Moins spectaculaire, fine comme l'esquisse d'un dessin japonais, solitaire et agitée, voici l'échasse, aux longues jambes rouges et à la petite tête toute ronde comme son œil.


Elle marche à pas pressés, le buste penché en avant,  comme un M. Hulot arpentant la plage de Bretagne où il passe ses Vacances.


L'échasse vole aussi avec beaucoup d'élégance



Autre oiseau solitaire dont je n'ai vu qu'un seul exemplaire, la cigogne. Je l'ai aperçue une 1ère fois dans la partie centrale, avec son air de vieux sage souffreteux.





 Puis, plusieurs heures plus tard, je l'ai retrouvée alors que je longeais l'étang de Ginès. Elle arrivait en un long vol plané pour se poser gentiment à une vingtaine de mètres de moi qui étais pourtant complètement à découvert.




Il y avait là un tas d'herbes sèches qu'elle s'est mise à fouiller...


...en attrapant une becquée qu'elle finit par rejeter.
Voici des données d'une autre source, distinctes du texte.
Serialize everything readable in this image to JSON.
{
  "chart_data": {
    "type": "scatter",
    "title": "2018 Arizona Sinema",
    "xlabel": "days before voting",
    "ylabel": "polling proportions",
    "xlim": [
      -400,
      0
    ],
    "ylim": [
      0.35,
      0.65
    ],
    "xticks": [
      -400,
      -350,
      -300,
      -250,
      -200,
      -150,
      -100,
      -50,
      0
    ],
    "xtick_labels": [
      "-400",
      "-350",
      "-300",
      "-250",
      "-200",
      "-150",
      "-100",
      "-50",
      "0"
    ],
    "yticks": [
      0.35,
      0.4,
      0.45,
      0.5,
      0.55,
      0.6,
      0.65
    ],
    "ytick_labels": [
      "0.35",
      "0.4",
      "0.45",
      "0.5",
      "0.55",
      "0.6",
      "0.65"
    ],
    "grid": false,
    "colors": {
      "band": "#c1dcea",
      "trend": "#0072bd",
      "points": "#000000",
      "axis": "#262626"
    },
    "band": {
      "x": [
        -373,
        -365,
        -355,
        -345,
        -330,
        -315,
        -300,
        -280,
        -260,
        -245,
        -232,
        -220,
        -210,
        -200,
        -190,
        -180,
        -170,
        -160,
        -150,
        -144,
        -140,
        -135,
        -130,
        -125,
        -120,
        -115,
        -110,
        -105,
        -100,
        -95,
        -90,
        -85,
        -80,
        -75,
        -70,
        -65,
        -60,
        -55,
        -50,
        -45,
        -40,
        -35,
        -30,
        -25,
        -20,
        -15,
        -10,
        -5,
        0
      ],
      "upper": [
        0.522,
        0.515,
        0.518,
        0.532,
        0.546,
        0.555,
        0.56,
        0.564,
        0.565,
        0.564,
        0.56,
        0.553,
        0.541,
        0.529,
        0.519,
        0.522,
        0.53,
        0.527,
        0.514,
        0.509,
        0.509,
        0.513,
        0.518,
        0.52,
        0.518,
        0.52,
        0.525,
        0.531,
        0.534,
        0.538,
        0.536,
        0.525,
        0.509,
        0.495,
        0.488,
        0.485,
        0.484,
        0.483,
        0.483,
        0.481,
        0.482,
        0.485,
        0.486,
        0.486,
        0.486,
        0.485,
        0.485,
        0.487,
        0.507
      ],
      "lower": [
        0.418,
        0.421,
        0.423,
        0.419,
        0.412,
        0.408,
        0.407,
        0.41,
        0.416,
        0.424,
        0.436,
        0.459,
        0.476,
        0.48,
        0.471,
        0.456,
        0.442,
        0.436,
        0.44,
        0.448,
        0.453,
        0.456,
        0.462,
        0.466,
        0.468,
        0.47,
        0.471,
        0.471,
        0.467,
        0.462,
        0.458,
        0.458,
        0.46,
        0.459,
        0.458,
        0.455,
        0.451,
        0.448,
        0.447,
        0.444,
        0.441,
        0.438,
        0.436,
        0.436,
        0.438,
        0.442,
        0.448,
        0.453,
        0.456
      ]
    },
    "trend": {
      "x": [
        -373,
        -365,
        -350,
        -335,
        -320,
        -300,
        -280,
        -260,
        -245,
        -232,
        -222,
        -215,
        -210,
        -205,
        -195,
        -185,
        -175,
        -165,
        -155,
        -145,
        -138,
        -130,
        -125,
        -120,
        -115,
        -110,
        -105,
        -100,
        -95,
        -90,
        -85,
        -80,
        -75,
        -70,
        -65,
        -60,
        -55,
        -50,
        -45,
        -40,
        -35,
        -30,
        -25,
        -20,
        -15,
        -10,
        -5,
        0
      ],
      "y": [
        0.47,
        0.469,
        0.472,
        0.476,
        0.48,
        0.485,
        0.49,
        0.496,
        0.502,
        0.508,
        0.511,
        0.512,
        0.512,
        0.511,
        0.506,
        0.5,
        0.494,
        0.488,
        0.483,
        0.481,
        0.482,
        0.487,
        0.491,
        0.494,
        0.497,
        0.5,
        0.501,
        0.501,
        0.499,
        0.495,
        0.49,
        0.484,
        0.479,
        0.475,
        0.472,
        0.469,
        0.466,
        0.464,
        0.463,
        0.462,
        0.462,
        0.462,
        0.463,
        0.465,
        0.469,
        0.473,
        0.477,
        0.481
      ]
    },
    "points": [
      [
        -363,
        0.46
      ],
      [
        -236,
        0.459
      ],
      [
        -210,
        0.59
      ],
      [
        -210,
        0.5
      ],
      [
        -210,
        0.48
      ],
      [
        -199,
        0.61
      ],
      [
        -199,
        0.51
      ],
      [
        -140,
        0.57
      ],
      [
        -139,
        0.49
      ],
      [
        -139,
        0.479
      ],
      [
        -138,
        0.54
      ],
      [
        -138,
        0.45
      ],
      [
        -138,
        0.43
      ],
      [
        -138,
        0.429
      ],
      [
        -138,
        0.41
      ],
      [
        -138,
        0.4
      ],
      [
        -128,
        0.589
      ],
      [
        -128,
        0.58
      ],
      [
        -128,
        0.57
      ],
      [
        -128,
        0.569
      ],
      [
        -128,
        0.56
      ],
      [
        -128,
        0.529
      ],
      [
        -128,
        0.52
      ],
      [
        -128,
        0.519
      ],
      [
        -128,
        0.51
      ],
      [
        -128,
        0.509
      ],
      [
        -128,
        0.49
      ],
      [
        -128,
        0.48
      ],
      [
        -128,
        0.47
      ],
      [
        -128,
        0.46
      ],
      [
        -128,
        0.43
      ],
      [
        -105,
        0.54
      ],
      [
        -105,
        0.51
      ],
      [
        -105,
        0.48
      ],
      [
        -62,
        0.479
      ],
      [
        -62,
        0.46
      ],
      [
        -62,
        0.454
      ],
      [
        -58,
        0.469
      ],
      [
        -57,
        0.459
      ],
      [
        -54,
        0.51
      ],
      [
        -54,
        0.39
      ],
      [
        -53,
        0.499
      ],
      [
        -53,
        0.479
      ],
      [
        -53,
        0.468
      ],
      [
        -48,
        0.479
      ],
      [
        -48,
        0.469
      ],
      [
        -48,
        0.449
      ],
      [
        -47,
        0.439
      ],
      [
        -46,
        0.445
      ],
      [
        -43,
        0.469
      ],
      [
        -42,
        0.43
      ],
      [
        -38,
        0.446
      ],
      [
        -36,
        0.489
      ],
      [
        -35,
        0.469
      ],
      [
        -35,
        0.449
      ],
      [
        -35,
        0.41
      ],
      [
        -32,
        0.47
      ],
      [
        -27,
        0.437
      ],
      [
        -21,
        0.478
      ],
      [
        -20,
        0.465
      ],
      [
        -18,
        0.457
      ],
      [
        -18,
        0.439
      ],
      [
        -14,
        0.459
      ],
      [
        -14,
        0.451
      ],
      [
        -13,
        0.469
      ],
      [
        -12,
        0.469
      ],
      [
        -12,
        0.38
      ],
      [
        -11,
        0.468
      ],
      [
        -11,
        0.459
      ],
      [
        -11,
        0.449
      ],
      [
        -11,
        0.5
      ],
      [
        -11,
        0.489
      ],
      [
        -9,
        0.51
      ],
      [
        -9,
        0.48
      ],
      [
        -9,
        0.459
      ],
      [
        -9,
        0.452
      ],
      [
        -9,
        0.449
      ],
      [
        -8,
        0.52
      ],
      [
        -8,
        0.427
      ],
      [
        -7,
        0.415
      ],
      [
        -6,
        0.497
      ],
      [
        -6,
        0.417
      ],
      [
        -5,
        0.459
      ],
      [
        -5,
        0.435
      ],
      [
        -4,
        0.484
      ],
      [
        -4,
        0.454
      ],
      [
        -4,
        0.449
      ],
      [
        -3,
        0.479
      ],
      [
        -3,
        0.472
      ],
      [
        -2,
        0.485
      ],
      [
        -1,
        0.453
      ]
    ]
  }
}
Si l'échasse et la cigogne étaient solitaires, je n'ai vu l'avocet pratiquement qu'en couple. C'est un bel oiseau, élégant, de plumage et de comportement. Son nom complet, c'est d'ailleurs "l'avocette élégante". Plumage très sobre, blanc avec quelques touches de noir sur la tête et les ailes. Ses pattes sont d'un joli bleu un peu délavé. Dommage qu'elle ne les montre que rarement, toute occupée à pêcher sans relâche, le ventre au ras de l'eau.


Sa plus saisissante particularité, c'est son bec recourbé vers le haut comme une cuillère dont elle ramasse les petits invertébrés dont elle se nourrit.




Ce couple pêchait tranquillement juste en face de mon observatoire. J'ai dû faire un geste un peu trop vif . Ils se figent, tous les sens en éveil.


Conclusion de cette rapide inspection : attention danger. Les voilà partis.




Ils dépassent d'autres avocets et leur communiquent leur panique.




Finalement, elles entraînent avec elles toute une troupe de canards souchet.



Ils vont rejoindre leurs petits camarades qui nage en compagnie d'une sarcelle.

 Sarcelle à gauche, et canards souchet.

Enfin, je ne puis oublier de citer les hérons cendrés, même s'ils me sont plus familiers puisqu'on en trouve jusque dans le parc des Buttes Chaumont en plein Paris.

Bizarrement, ils étaient beaucoup plus sauvages que tous les autres oiseaux, décelant ma présence bien avant que je ne les voie. Aussi n'ai-je pratiquement que des photos de hérons en vol.








Si j'ai pu photographier ces 2 hérons au sol, entourés de mouettes rieuses et d'un goéland, c'est parce que j'étais caché dans l'ombre d'un observatoire.


En revanche, dans la partie centrale du parc, ils semblent tellement habitués à voir des humains qu'ils ne leur prêtent aucune attention.  Ils ont installés leur héronnière dans les arbres et s'activent à ramasser les branches dont ils consolident leur nid.




Lorsqu'ils se reposent, ils tiennent tout en haut des branches dans un équilibre qu'on jugerait précaire mais qui semble leur convenir tout à fait.


 

On peut ainsi admirer leur œil souligné d'un trait de bleu et leur bec qui passe, en un subtil dégradé, du rouge orangé au jaune vif.


Dans un nid, un jeune au comportement étrange, qui semble l'étonner lui-même.



Pendant ce temps, les adultes s'activent à grand bruit d'ailes.


J'aurais bien aimé continuer à observer le construction du nid mais mon appareil de photo en a décidé autrement. Je ne peux même pas vérifier les photos prises. Je reviendrai avec, je l'espère, moins de pluie et surtout une plus belle lumière. Maintenant il faut prendre la route pour près de 800 kms afin de rejoindre la pollution parisienne, le temps nécessaire pour que le Nikon retrouve ses esprits dans la douce chaleur du chauffage.